Dr Matthew Jolly, national clinical director for maternity and women’s health at NHS England, said: “We welcome the government’s response to Dr Bill Kirkup’s report – the failings in care for women, babies and their families using East Kent Hospital must not continue to be repeated.”
He went on to explain the measures being taken NHS England to monitor the situation at the East Kent trust.
“NHS England has installed an improvement director at the trust alongside a senior advisor, and both are providing expert practical advice to the organisation on the actions it needs to implement to improve its maternity and neonate care, while senior national NHS clinical leaders are regularly visiting both maternity units to monitor progress,” he said.
Responding to the statement from the government, the chief executive of the Royal College of Midwives, Gill Walton, said: “This response has been a long time coming.
“What is important now, though, is that all of us with a stake in maternity services – policy makers, clinical staff and the women and families in our care – work together to make sure quality and safety are paramount.
“Women and their families deserve and should expect to be cared for in services that are safe, adequately staffed and properly resourced.”
The director of policy and strategy at NHS Providers, Miriam Deakin, also welcomed the report.
She said: “Increased national efforts to prevent failings in maternity care services, which have a devastating impact on families, are a vital step forward.

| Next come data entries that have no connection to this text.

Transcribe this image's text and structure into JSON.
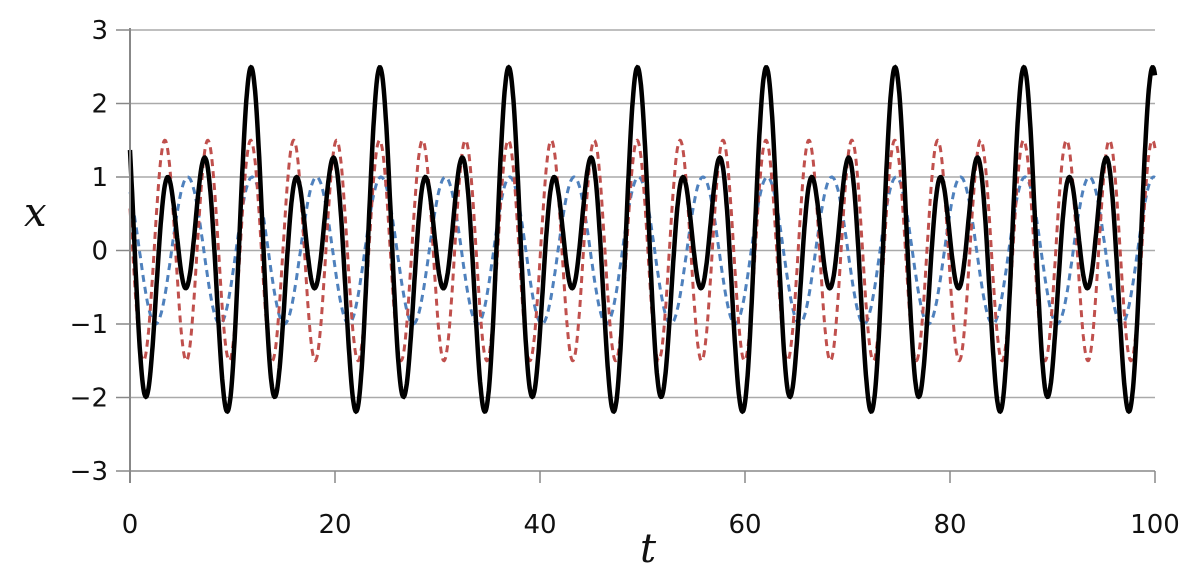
{
  "chart_data": {
    "type": "line",
    "title": "",
    "xlabel": "t",
    "ylabel": "x",
    "xlim": [
      0,
      100
    ],
    "ylim": [
      -3,
      3
    ],
    "xticks": [
      "0",
      "20",
      "40",
      "60",
      "80",
      "100"
    ],
    "xtick_values": [
      0,
      20,
      40,
      60,
      80,
      100
    ],
    "yticks": [
      "−3",
      "−2",
      "−1",
      "0",
      "1",
      "2",
      "3"
    ],
    "ytick_values": [
      -3,
      -2,
      -1,
      0,
      1,
      2,
      3
    ],
    "grid": "horizontal",
    "series": [
      {
        "style": "dashed",
        "color": "#4f81bd",
        "formula": "cos(t + 0.65)",
        "amplitude": 1,
        "angular_frequency": 1,
        "phase": 0.65
      },
      {
        "style": "dashed",
        "color": "#c0504d",
        "formula": "1.5 cos(1.5 t + 1.18)",
        "amplitude": 1.5,
        "angular_frequency": 1.5,
        "phase": 1.18
      },
      {
        "style": "solid",
        "color": "#000000",
        "formula": "sum of the two dashed curves",
        "components": [
          0,
          1
        ]
      }
    ]
  }
}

“Trust leaders are committed to learning from the Kirkup report, improving the quality of care for all mothers and their babies and tackling disparities in outcomes based on race.”
Ms Deakin argued that it was vital that the government aligned the findings of Dr Kirkup’s review “with wider work on maternity safety”, including recommendations from other recent reports.
She added: “While this government announcement is welcome, sustainable improvement will depend on proper investment in workforce and capital.”